With two center pivot irrigation rigs on the farm, he uses it to its full potential.

For the past several years he has been testing Irrigator Pro, an irrigation program developed by the National Peanut Research Laboratory in Dawson, Ga.

The program makes recommendations based on a number of criteria, including variety, stage of growth, rainfall events and soil temperatures. The farmer plugs the various criteria into the program.

“It's really been wonderful knowing when and how much to irrigate,”Wayland says. “Billy Griffin (Bertie County, N.C. Extension agent) has helped us immensely with Irrigator Pro.
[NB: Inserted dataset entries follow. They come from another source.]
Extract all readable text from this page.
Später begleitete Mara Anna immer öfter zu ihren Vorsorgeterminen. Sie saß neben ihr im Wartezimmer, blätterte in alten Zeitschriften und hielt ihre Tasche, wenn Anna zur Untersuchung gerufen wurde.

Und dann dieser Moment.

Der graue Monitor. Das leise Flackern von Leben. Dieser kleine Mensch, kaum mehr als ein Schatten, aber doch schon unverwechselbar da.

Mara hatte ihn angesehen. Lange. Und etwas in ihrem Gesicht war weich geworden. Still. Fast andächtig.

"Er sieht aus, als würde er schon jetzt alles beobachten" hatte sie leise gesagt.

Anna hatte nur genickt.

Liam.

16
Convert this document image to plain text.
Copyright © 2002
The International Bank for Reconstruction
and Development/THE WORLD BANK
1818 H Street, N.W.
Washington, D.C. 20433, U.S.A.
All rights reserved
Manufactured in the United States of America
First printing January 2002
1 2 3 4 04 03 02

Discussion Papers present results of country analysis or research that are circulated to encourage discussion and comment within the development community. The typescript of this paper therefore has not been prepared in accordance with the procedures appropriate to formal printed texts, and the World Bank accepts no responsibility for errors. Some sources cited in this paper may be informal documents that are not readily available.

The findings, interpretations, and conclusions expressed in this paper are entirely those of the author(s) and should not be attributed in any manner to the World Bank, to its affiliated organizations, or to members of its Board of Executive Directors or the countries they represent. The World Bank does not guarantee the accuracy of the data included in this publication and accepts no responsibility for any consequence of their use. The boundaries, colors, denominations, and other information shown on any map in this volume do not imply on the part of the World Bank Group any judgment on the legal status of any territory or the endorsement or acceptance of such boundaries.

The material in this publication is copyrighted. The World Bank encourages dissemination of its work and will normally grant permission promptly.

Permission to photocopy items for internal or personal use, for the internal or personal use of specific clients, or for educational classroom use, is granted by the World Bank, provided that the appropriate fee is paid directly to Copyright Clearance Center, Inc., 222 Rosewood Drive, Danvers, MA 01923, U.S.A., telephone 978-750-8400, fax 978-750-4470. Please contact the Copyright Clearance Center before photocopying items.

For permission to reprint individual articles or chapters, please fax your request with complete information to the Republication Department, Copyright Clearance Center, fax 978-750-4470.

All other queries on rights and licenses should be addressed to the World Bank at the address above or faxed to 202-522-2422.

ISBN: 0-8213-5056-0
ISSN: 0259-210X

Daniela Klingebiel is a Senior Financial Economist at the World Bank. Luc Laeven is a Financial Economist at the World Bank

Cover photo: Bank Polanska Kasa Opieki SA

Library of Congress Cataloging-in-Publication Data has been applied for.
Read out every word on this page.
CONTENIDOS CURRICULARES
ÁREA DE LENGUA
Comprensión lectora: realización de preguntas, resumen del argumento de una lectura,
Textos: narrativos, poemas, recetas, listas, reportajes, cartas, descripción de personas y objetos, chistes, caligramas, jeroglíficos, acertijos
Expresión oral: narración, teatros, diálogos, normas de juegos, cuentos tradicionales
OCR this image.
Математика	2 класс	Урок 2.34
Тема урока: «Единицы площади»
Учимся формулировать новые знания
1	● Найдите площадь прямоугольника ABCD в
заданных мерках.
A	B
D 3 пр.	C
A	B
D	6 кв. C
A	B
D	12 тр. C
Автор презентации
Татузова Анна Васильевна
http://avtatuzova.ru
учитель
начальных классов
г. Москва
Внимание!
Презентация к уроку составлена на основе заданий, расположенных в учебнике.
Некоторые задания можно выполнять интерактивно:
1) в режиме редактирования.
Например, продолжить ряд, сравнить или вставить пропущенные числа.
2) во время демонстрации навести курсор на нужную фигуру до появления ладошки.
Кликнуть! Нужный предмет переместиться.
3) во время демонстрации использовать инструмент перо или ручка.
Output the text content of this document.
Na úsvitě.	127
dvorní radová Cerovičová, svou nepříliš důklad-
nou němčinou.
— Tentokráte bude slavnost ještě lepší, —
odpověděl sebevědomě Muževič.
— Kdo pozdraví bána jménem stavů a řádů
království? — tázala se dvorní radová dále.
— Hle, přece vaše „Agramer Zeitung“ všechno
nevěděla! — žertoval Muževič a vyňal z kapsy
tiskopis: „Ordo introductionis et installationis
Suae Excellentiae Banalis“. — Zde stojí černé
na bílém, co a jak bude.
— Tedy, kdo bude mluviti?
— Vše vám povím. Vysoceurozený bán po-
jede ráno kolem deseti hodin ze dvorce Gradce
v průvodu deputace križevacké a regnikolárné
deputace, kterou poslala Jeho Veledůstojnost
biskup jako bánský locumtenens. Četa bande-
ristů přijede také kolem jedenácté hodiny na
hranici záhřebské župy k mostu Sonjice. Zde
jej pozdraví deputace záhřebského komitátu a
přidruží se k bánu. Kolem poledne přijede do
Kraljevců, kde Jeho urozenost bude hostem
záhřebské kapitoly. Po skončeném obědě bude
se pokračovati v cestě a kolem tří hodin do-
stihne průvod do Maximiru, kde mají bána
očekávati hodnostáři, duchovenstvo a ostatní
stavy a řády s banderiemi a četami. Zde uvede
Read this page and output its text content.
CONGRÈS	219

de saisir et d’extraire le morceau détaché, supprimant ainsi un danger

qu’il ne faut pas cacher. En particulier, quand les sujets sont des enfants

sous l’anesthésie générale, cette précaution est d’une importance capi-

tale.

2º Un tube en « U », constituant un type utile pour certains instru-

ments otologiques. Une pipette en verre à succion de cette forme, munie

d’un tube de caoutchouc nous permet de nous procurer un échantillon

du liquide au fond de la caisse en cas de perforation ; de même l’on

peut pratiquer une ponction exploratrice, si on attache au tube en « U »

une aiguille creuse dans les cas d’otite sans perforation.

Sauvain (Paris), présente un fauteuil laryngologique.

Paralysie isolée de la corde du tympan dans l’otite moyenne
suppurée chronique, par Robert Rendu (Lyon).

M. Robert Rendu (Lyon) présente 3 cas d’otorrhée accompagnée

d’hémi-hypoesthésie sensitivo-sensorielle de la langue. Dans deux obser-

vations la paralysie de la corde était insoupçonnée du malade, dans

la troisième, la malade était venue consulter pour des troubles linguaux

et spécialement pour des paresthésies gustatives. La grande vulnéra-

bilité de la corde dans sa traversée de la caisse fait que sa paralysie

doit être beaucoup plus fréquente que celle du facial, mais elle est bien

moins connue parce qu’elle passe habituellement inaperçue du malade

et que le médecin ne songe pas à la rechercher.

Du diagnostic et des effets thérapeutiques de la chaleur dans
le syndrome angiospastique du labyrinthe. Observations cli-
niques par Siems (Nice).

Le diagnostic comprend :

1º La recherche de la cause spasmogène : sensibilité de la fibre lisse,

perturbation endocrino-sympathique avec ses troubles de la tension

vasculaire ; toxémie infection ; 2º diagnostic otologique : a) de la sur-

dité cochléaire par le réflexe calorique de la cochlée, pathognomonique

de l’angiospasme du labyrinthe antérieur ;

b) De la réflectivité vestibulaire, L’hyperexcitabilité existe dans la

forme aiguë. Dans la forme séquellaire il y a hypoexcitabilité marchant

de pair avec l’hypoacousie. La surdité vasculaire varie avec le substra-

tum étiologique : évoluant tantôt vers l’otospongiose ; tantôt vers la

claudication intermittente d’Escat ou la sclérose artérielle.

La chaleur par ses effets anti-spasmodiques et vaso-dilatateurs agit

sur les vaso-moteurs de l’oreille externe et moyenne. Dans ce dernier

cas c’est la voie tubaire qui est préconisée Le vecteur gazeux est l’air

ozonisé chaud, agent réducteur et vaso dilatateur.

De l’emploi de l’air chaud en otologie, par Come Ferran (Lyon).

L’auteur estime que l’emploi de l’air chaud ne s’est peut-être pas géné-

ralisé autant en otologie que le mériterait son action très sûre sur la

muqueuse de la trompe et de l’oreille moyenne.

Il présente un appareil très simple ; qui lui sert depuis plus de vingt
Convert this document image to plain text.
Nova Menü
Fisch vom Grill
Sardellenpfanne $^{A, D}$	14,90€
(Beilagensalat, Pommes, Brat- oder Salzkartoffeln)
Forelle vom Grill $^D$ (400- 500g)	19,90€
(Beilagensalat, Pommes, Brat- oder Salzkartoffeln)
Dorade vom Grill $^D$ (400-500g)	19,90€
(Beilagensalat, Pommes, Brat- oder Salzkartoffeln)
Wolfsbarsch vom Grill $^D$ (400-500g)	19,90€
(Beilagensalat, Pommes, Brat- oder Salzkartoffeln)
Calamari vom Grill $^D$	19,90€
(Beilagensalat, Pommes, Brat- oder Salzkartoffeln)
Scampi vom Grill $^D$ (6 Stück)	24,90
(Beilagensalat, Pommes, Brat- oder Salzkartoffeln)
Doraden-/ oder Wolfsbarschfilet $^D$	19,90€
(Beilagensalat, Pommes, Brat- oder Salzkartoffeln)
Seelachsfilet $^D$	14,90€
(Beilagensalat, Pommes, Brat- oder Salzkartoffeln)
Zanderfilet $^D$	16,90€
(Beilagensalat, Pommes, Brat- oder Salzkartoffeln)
“He would just call and say, ‘Okay, you need seven-tenths of an inch, or you need an inch of water on your peanuts now, or you need to think about irrigating next week if you don't get any rain,’” Wayland recalls.

This season he purchased the Irrigator Pro software. The Peanut Foundation markets the software, which is distributed through state peanut farmer organizations.

“Irrigator Pro is a great program,” Wayland says. Irrigated yields consistently top two tons per acre.

But what he does at the end of the season is just as important as what he does while the peanuts are growing. No matter what time of the season, Wayland listens to his county agent.

For example, he brought his peanuts to a pod-blasting clinic last season and walked away a little wiser.

“We paid attention to the maturity profile of the board,” Wayland says.

“We were about a week behind other people digging, but we had the finest grading peanuts anywhere around. We were digging peanuts with a grade of 75 percent meat.”